Der Gegner hat sich einen Anwalt genommen, um eine – seiner Ansicht nach bestehende – Forderung durchzusetzen. Dieser Anwalt erkennt aber nicht, daß der Gegner keine Chance hat, den anstehenden Prozeß zu gewinnen. Der geltend gemachte Anspruch wurde dann vom Gericht auch problemlos abgewiesen. Der Gegner muß nun – aufgrund der Falschberatung durch seinen Anwalt – die gesamten Kosten des Verfahrens tragen, inklusive der meinem Mandanten entstandenen Kosten.

Dazu hat das Oberlandesgericht Koblenz am 12.06.2006 (12 U 315/05; veröffentlicht in NJW-RR,2006 1358) geurteilt:

Hat eine Klage erkennbar keine Aussicht auf Erfolg, dann ist es eine Verletzung der dienstvertraglichen Pflichten des Rechtsanwalts, wenn er dem Mandanten mitteilt, die Klage habe überwiegende Erfolgsaussichten. … eine anhand des Gesetzes, allgemeiner Rechtssätze sowie der allgemeinen rechtswissenschaftlichen Methoden klar zu bewertende Rechtslage kann dazu führen, dass der Rechtsanwalt die Erfolgsaussichten einer Prozessführung nicht positiv darstellen darf, wenn danach tatsächlich ein erhebliches Prozessrisiko besteht.

Der Anwalt muß also von einer Klageerhebung abraten, wenn die Klage praktisch keine Aussicht auf Erfolg hat. Tut er das nicht, verletzt er seine Pflichten und muß den daraus entstehenden Schaden ersetzen.

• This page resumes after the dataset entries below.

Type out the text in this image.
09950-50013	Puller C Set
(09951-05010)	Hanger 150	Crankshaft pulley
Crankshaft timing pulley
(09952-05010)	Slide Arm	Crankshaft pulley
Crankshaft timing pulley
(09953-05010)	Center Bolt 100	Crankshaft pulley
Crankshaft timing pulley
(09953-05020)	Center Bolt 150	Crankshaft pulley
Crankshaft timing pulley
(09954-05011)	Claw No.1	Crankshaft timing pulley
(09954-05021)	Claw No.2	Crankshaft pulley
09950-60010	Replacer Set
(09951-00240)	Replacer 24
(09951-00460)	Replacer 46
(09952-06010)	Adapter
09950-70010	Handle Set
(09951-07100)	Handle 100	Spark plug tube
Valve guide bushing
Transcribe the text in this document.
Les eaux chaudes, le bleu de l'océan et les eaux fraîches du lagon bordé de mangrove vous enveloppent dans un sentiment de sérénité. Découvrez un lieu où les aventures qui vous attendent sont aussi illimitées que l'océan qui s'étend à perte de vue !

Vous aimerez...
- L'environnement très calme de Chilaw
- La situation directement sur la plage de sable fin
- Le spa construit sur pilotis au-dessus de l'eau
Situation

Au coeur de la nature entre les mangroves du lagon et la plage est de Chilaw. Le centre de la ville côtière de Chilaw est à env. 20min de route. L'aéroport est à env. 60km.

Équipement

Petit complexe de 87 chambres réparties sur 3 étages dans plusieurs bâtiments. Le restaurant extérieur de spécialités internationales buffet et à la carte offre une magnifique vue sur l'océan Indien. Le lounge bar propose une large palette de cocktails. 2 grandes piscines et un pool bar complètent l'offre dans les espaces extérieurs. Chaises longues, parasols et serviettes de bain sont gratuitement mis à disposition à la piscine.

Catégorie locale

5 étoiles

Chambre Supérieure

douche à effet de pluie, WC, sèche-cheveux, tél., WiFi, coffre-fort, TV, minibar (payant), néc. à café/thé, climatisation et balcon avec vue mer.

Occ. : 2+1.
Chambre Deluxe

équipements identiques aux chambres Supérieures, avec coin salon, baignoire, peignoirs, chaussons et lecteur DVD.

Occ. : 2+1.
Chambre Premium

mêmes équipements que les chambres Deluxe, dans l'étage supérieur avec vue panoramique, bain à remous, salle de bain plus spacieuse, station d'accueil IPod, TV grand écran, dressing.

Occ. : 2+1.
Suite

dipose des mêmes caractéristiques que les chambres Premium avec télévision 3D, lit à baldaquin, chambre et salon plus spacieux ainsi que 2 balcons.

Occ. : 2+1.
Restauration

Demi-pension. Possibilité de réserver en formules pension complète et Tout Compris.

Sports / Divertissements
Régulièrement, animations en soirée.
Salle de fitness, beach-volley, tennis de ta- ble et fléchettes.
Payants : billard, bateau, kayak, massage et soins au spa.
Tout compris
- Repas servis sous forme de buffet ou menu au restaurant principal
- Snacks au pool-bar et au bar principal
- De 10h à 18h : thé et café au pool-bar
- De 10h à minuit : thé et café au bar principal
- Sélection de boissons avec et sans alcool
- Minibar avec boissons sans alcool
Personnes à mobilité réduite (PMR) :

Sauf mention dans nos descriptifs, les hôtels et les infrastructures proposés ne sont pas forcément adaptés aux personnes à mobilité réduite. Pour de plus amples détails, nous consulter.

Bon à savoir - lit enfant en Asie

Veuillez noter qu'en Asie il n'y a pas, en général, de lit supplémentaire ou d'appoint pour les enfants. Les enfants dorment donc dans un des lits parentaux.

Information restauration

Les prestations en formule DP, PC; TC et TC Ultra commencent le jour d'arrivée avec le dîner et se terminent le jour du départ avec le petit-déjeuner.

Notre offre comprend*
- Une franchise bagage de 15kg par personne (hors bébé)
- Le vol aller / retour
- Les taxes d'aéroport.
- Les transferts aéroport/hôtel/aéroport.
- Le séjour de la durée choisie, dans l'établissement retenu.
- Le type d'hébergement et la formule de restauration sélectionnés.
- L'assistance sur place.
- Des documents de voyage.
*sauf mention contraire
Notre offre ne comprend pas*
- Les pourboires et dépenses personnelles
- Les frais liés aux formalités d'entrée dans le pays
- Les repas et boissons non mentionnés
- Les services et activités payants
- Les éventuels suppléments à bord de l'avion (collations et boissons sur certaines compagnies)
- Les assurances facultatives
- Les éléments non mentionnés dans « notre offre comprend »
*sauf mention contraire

An dieser Stelle erwächst nun eine recht unangenehme Situation für den pflichtverletztenden Anwalt.

Mein Mandant hat nämlich erfolglos versucht, die Kosten des Verfahrens vom Gegner einzufordern. Der Gegner ist vermögenslos. Das einzige, was er noch hat, ist ein Schadensersatzanspruch gegen seinen Anwalt. Und diesen Anspruch pfändet nun mein Mandant.

Das hat dann für den Anwalt die unangenehme Konsequenz, daß er letztlich nicht nur kein Honorar für seine (fehlerhafte) Arbeit bekommt. Sondern der Falschberater muß nun auch noch die Kosten des Verfahrens – das heißt, die Anwaltskosten meines Mandanten – bezahlen.

Manchmal macht es für einen Anwalt wirklich Sinn, wenn er sich kundig machen würde, bevor er seinen Mandanten in offene Messer laufen läßt. Die offenen Messer könnten sich gegen ihn selbst richten.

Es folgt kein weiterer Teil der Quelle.